As merkabamystica pointed out to me, not everyone in the dating pool is out looking to fall in love. Although that possibility makes decent intellectual sense to me, I have no personal experience of this to draw on in order to know how to apply it in my own life. (During my life time, I’ve swung wildly from nymph to hopeless romantic, without much time spent in the in-between areas.) I’m totally clueless with regard to what to expect from the more casual “getting to know you” or “spending time with someone new because its stimulating” dating style.
So, friends, if you don’t hate to educate, I have oodles of questions for any of you interested in helping me with my remedial training …
How do you, in the beginning, negotiate expectations of why the two of you are going out? I mean, what if one person is thinking “I hope they are the one” and the other person is thinking “Hey, it’s nice to get out and not watch re-runs again tonight.”

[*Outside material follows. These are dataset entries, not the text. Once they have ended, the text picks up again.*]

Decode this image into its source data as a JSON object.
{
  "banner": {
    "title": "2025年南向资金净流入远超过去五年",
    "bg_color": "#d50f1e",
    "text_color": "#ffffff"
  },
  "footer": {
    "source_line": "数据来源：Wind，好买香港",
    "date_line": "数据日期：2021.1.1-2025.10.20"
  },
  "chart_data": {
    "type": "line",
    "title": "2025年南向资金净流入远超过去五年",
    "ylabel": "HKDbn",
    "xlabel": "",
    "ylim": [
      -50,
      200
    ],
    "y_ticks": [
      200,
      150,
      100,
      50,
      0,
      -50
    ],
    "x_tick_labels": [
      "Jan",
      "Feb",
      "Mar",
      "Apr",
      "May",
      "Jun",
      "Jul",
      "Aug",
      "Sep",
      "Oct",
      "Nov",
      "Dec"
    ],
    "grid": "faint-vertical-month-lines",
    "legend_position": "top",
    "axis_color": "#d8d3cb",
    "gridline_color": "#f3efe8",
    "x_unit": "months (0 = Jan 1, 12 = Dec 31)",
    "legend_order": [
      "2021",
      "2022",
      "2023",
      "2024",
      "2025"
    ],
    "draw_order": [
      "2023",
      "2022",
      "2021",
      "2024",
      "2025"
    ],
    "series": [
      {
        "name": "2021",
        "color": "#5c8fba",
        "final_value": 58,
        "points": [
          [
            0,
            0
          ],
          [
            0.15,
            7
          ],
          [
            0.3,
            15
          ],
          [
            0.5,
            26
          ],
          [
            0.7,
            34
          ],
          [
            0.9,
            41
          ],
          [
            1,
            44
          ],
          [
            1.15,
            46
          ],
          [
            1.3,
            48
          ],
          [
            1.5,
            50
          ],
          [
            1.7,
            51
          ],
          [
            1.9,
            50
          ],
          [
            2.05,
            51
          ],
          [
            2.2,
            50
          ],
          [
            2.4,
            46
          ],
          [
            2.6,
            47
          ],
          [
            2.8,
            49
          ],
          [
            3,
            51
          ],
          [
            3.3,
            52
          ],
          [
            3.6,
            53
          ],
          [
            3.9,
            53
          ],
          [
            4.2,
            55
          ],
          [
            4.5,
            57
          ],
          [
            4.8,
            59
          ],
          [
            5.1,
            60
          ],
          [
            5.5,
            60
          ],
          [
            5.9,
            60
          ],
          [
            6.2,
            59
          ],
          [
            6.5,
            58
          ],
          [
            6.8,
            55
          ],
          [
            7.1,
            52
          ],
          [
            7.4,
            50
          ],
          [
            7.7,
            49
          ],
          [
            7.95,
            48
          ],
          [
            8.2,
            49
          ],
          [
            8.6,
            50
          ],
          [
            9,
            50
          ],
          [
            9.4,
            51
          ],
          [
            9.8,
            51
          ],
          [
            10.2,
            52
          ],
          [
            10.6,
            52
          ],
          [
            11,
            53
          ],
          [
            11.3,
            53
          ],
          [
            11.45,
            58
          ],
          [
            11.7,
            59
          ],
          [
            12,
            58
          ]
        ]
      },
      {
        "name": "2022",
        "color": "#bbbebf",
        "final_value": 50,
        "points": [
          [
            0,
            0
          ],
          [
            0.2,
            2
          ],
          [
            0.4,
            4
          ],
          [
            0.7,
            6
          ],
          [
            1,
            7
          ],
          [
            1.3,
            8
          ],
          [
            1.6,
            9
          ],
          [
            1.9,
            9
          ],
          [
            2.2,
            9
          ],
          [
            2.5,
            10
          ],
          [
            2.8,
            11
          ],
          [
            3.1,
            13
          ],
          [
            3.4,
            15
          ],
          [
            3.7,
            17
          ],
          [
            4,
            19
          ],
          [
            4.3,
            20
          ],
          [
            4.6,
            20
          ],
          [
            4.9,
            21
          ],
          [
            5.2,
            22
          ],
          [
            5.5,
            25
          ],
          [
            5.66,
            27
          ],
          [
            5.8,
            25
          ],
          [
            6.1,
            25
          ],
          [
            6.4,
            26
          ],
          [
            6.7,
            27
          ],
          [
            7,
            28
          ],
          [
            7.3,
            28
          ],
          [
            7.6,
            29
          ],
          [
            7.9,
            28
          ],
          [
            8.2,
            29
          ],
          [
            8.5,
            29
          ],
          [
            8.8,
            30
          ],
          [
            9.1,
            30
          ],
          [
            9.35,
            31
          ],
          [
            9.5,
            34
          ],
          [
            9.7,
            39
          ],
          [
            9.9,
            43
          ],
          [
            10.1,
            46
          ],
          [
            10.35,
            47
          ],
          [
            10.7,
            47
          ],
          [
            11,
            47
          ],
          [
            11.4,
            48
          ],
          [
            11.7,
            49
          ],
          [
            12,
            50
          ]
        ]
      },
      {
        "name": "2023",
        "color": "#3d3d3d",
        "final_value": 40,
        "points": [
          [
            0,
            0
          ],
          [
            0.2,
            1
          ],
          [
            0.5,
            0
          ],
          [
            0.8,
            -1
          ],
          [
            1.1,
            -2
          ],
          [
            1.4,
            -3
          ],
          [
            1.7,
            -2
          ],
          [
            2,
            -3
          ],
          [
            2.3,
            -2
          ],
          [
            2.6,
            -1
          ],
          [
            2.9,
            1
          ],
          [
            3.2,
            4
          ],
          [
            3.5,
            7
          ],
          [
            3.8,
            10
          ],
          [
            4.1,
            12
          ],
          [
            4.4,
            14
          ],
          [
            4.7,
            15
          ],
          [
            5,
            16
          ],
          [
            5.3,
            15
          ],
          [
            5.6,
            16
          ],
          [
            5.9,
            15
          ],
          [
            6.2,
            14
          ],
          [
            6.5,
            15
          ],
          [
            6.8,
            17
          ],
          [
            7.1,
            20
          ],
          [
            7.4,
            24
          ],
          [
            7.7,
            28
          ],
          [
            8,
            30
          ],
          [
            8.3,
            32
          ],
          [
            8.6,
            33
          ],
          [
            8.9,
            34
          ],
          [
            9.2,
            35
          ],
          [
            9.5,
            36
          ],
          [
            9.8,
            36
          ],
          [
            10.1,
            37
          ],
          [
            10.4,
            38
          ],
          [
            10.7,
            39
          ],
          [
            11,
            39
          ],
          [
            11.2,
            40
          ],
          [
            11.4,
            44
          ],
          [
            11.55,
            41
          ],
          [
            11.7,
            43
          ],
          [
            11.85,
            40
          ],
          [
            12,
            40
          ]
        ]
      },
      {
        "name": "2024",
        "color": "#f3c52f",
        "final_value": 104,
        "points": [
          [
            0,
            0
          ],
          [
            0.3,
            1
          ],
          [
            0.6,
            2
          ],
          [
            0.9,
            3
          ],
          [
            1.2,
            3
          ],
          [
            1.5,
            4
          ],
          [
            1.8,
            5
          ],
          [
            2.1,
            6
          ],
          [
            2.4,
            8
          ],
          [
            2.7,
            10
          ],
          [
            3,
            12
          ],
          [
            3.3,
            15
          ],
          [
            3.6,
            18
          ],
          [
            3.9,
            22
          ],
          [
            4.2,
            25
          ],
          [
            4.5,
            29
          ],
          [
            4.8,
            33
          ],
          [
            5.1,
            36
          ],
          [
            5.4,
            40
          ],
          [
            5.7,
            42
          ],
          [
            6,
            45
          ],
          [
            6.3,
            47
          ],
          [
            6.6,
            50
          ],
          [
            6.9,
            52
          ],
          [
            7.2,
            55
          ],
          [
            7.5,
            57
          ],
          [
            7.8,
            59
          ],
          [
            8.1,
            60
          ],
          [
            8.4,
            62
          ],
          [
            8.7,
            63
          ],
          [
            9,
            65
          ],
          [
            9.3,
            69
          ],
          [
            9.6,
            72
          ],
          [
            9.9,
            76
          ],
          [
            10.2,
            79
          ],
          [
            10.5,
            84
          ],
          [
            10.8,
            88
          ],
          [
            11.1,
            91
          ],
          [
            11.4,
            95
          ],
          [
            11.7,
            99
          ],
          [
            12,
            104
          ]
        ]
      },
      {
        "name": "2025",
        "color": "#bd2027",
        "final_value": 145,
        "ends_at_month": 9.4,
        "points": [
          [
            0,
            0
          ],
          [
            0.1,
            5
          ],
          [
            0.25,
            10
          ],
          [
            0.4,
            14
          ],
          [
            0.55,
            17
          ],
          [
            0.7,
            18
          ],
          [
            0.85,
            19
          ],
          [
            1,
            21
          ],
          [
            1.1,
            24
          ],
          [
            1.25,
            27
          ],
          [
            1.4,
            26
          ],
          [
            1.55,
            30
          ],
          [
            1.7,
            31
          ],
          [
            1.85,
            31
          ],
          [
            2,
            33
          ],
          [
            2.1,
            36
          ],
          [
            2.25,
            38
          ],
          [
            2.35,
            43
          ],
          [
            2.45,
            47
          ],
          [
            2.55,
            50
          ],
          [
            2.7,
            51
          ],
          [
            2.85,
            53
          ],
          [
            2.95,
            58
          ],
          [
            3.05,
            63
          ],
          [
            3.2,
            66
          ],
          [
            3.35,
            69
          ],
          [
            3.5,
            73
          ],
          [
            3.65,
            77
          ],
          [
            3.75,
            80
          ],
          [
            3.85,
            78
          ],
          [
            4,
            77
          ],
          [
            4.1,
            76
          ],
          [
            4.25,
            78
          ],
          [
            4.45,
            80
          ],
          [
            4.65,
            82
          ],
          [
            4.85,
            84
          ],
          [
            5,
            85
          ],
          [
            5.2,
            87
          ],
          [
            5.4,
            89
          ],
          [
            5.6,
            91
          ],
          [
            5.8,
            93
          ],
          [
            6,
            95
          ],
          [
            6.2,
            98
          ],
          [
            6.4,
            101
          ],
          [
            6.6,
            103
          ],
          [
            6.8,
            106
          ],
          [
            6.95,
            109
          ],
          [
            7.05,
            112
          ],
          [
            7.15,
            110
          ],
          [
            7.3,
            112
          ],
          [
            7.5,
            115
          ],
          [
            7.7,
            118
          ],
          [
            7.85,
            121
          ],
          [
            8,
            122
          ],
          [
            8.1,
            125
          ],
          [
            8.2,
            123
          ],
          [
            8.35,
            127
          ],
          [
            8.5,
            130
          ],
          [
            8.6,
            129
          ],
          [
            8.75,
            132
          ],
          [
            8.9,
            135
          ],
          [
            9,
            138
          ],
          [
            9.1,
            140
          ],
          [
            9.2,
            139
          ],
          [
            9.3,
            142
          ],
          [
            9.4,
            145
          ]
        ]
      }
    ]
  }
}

Hopefully, I don’t sound insulting. I’m just ignorant. How would you describe the appeal of just dating without the intent of finding a long-term mate? Is it the break in routine, the variety of experience? How does having a “just dating” relationship go? I’m imagining that I’d go out once, maybe enjoy myself enough to do it again with that person, and then start to feel more interested in staying in and playing the piano, reading a book, going out with friends, seeing someone else etc. So, I’d imagine that we’d reach our mutual max level pretty quickly. And then what if they wanted more and I didn’t? Then I’m back to the “thanks but no thanks” dilemma.